CFR China HDPE injection grade price spreads over CFR Japan naphtha costs have averaged just $212/tonne since the end of Petrochemicals Supercycle – from January 2022 onwards. This compares with the $487/tonne average during the Supercycle – 1992 until 2021.

So, spreads need to rebound by 130% to get back to where they were during the Supercycle.

This year, as we can see from the chart in today’s post, they have fallen to a new record low.

Global capacity was added largely on the assumption that China’s HDPE demand growth would be higher than is going to be the case.

My highly unscientific “wisdom of crowds” approach, which involved talking to lots of people, suggests that the consensus view was that China’s petrochemicals demand growth in general would be at 6-8% over the long term. Low single digit growth now seems more likely.

Global HDPE operating rates were very healthy during the Petrochemicals Supercycle. Including two years after the end of the Supercycle (the 1992-2023 period), we estimate they averaged 88%.

We forecast a global operating rate of just 75% in 2024-2030.

Global capacity would have to grow by just 173,000 tonnes a year versus our base case assumption of 2.6m tonnes a year if 2024-2030 were instead to reach 88%.

Rationalisation of capacity in disadvantaged regions such as Europe and Asia ex-China seems likely as China, the Middle East and the US carry on building.

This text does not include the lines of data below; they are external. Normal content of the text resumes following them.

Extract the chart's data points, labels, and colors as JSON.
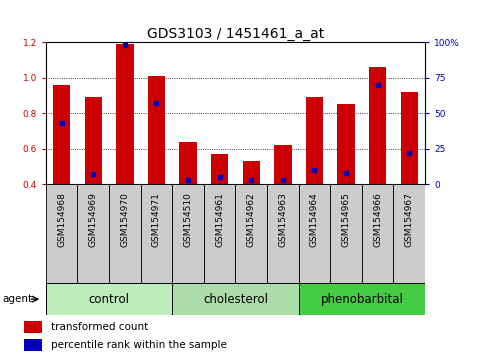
{
  "title": "GDS3103 / 1451461_a_at",
  "samples": [
    "GSM154968",
    "GSM154969",
    "GSM154970",
    "GSM154971",
    "GSM154510",
    "GSM154961",
    "GSM154962",
    "GSM154963",
    "GSM154964",
    "GSM154965",
    "GSM154966",
    "GSM154967"
  ],
  "red_values": [
    0.96,
    0.89,
    1.19,
    1.01,
    0.64,
    0.57,
    0.53,
    0.62,
    0.89,
    0.85,
    1.06,
    0.92
  ],
  "blue_percentiles": [
    43,
    7,
    98,
    57,
    3,
    5,
    3,
    3,
    10,
    8,
    70,
    22
  ],
  "groups": [
    {
      "label": "control",
      "indices": [
        0,
        1,
        2,
        3
      ],
      "color": "#bbeebb"
    },
    {
      "label": "cholesterol",
      "indices": [
        4,
        5,
        6,
        7
      ],
      "color": "#aaddaa"
    },
    {
      "label": "phenobarbital",
      "indices": [
        8,
        9,
        10,
        11
      ],
      "color": "#44cc44"
    }
  ],
  "ylim_left": [
    0.4,
    1.2
  ],
  "ylim_right": [
    0,
    100
  ],
  "yticks_left": [
    0.4,
    0.6,
    0.8,
    1.0,
    1.2
  ],
  "yticks_right": [
    0,
    25,
    50,
    75,
    100
  ],
  "ytick_labels_right": [
    "0",
    "25",
    "50",
    "75",
    "100%"
  ],
  "bar_color": "#cc0000",
  "dot_color": "#0000bb",
  "cell_bg": "#cccccc",
  "plot_bg": "#ffffff",
  "agent_label": "agent",
  "legend_items": [
    {
      "label": "transformed count",
      "color": "#cc0000",
      "marker": "s"
    },
    {
      "label": "percentile rank within the sample",
      "color": "#0000bb",
      "marker": "s"
    }
  ],
  "title_fontsize": 10,
  "tick_fontsize": 6.5,
  "group_fontsize": 8.5,
  "bar_width": 0.55
}
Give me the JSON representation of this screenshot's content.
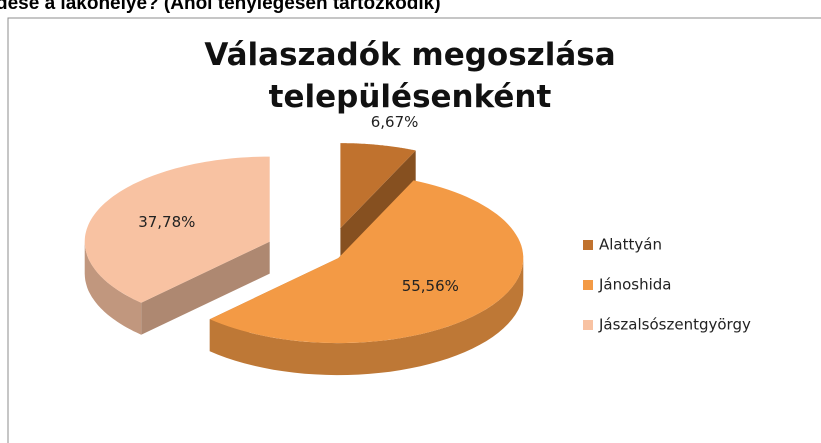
{
  "caption": "dése a lakóhelye? (Ahol ténylegesen tartózkodik)",
  "chart_data": {
    "type": "pie",
    "title": "Válaszadók megoszlása településenként",
    "categories": [
      "Alattyán",
      "Jánoshida",
      "Jászalsószentgyörgy"
    ],
    "values": [
      6.67,
      55.56,
      37.78
    ],
    "value_labels": [
      "6,67%",
      "55,56%",
      "37,78%"
    ],
    "colors": [
      "#c0722e",
      "#f39a45",
      "#f8c2a2"
    ],
    "legend": "right"
  }
}
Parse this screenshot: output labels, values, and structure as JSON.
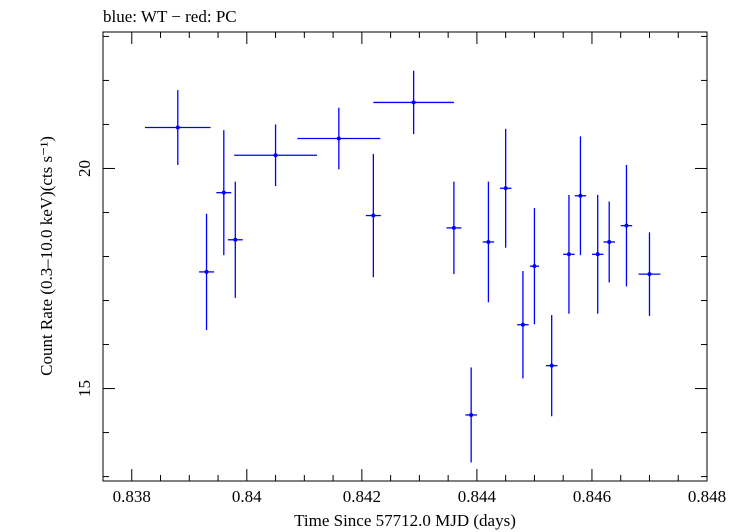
{
  "chart_data": {
    "type": "scatter",
    "title": "blue: WT − red: PC",
    "xlabel": "Time Since 57712.0 MJD (days)",
    "ylabel": "Count Rate (0.3–10.0 keV)(cts s⁻¹)",
    "xlim": [
      0.8375,
      0.848
    ],
    "ylim": [
      12.9,
      23.1
    ],
    "x_ticks": [
      0.838,
      0.84,
      0.842,
      0.844,
      0.846,
      0.848
    ],
    "x_tick_labels": [
      "0.838",
      "0.84",
      "0.842",
      "0.844",
      "0.846",
      "0.848"
    ],
    "y_ticks": [
      15,
      20
    ],
    "y_tick_labels": [
      "15",
      "20"
    ],
    "grid": false,
    "series": [
      {
        "color": "#0000ff",
        "points": [
          {
            "x": 0.8388,
            "y": 20.93,
            "xerr": 0.00057,
            "yerr": 0.85
          },
          {
            "x": 0.8393,
            "y": 17.65,
            "xerr": 0.00013,
            "yerr": 1.32
          },
          {
            "x": 0.8396,
            "y": 19.45,
            "xerr": 0.00013,
            "yerr": 1.42
          },
          {
            "x": 0.8398,
            "y": 18.38,
            "xerr": 0.00013,
            "yerr": 1.32
          },
          {
            "x": 0.8405,
            "y": 20.3,
            "xerr": 0.00072,
            "yerr": 0.7
          },
          {
            "x": 0.8416,
            "y": 20.68,
            "xerr": 0.00072,
            "yerr": 0.7
          },
          {
            "x": 0.8422,
            "y": 18.93,
            "xerr": 0.00013,
            "yerr": 1.4
          },
          {
            "x": 0.8429,
            "y": 21.5,
            "xerr": 0.0007,
            "yerr": 0.72
          },
          {
            "x": 0.8436,
            "y": 18.65,
            "xerr": 0.00013,
            "yerr": 1.05
          },
          {
            "x": 0.8439,
            "y": 14.4,
            "xerr": 0.0001,
            "yerr": 1.08
          },
          {
            "x": 0.8442,
            "y": 18.33,
            "xerr": 0.0001,
            "yerr": 1.37
          },
          {
            "x": 0.8445,
            "y": 19.55,
            "xerr": 0.0001,
            "yerr": 1.35
          },
          {
            "x": 0.8448,
            "y": 16.45,
            "xerr": 0.0001,
            "yerr": 1.22
          },
          {
            "x": 0.845,
            "y": 17.78,
            "xerr": 8e-05,
            "yerr": 1.32
          },
          {
            "x": 0.8453,
            "y": 15.52,
            "xerr": 0.0001,
            "yerr": 1.15
          },
          {
            "x": 0.8456,
            "y": 18.05,
            "xerr": 0.0001,
            "yerr": 1.35
          },
          {
            "x": 0.8458,
            "y": 19.38,
            "xerr": 0.0001,
            "yerr": 1.35
          },
          {
            "x": 0.8461,
            "y": 18.05,
            "xerr": 0.0001,
            "yerr": 1.35
          },
          {
            "x": 0.8463,
            "y": 18.33,
            "xerr": 0.0001,
            "yerr": 0.92
          },
          {
            "x": 0.8466,
            "y": 18.7,
            "xerr": 0.0001,
            "yerr": 1.38
          },
          {
            "x": 0.847,
            "y": 17.6,
            "xerr": 0.00019,
            "yerr": 0.95
          }
        ]
      }
    ]
  }
}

So much for what we know. What about the “unknown unknowns”? Here are just two of them:

  1. What will be the size of China’s population by the end of the century and therefore its HDPE and other resins demand? Estimates range from 633m to 525m or even less.
  2. Can China fully maintain its role as the Workshop of the World? Or will reshoring and trade tensions eventually lead to a major decline in Chinese exports?

Facts, or rather data, are sacred. So should be rigorous scenario planning as “one size fits all” views of the future won’t get us anywhere. Neither will a repeat of the conventional thinking that got us into this mess in the first place.

Editor’s note: This blog post is an opinion piece. The views expressed are those of the author, and do not necessarily represent those of ICIS.